Automated Governance Amplifies Automated Compliance
Our paper focuses primarily on how private firms will soon be able to use AI systems to automate compliance with regulatory requirements to which they are subject. However, this is only one side of the dynamic: governments will be able to automate many of their core bureaucratic, administrative, and regulatory functions as well. To be sure, automation of core government functions must be undertaken carefully; one of us has recently dedicated a lengthy article to the subject. But, as with many things, the need for caution here should not be a justification for inaction or indolence. Governmental adoption of AI is becoming increasingly indispensable to state capacity in the 21st Century. We are therefore also excited about the likely synergies between automated compliance and automated governance. As each side of the regulatory tango adopts AI, new possibilities for more efficient and rapid interaction will open. Scholarship has only begun to scratch the surface of what this could look like, and what benefits and risks it will entail.
Conclusion: A Positive-Sum Vision for AI Policy
Spirited debates about the optimal content, timing, and enforcement of AI regulation will persist for the foreseeable future. That is all to the good.
At the same time, new technologies are typically positive-sum, enabling the same tasks to be completed more efficiently than before. Those of us who favor some eventual AI regulation should internalize this dynamic into our own policy thinking by carefully considering how AI progress will enable new modes of regulation that simultaneously increase regulatory effectiveness and reduce costs to regulated parties. This methodological lens is already common in technical AI safety, where many of the most promising proposals assume that future, more capable AI systems will be indispensable in aligning and securing other AI systems. In many cases, AI policy should rest on a similar assumption: AI technologies will be indispensable in the regulatory formulation, administration, and compliance.

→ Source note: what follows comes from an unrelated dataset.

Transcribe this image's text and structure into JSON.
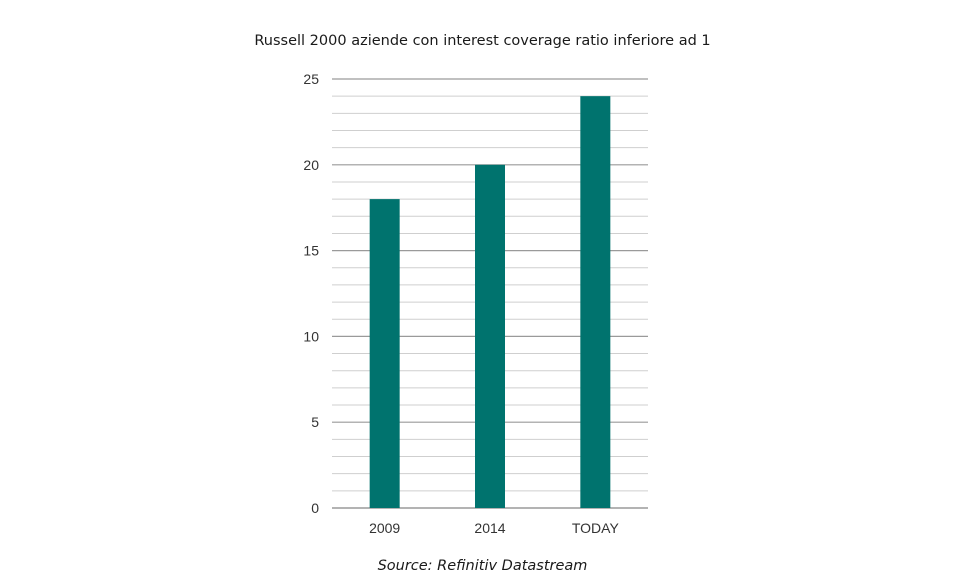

Hard questions still remain. There may be AI risks that emerge well before compliance-automating AI systems can reduce costs associated with regulation. In these cases, the familiar tension between innovation and regulation will persist to a significant extent. However, in other cases, we hope that it will be possible to design policies that ride the production possibilities frontier as AI pushes it outward, achieving greater risk reduction at declining cost.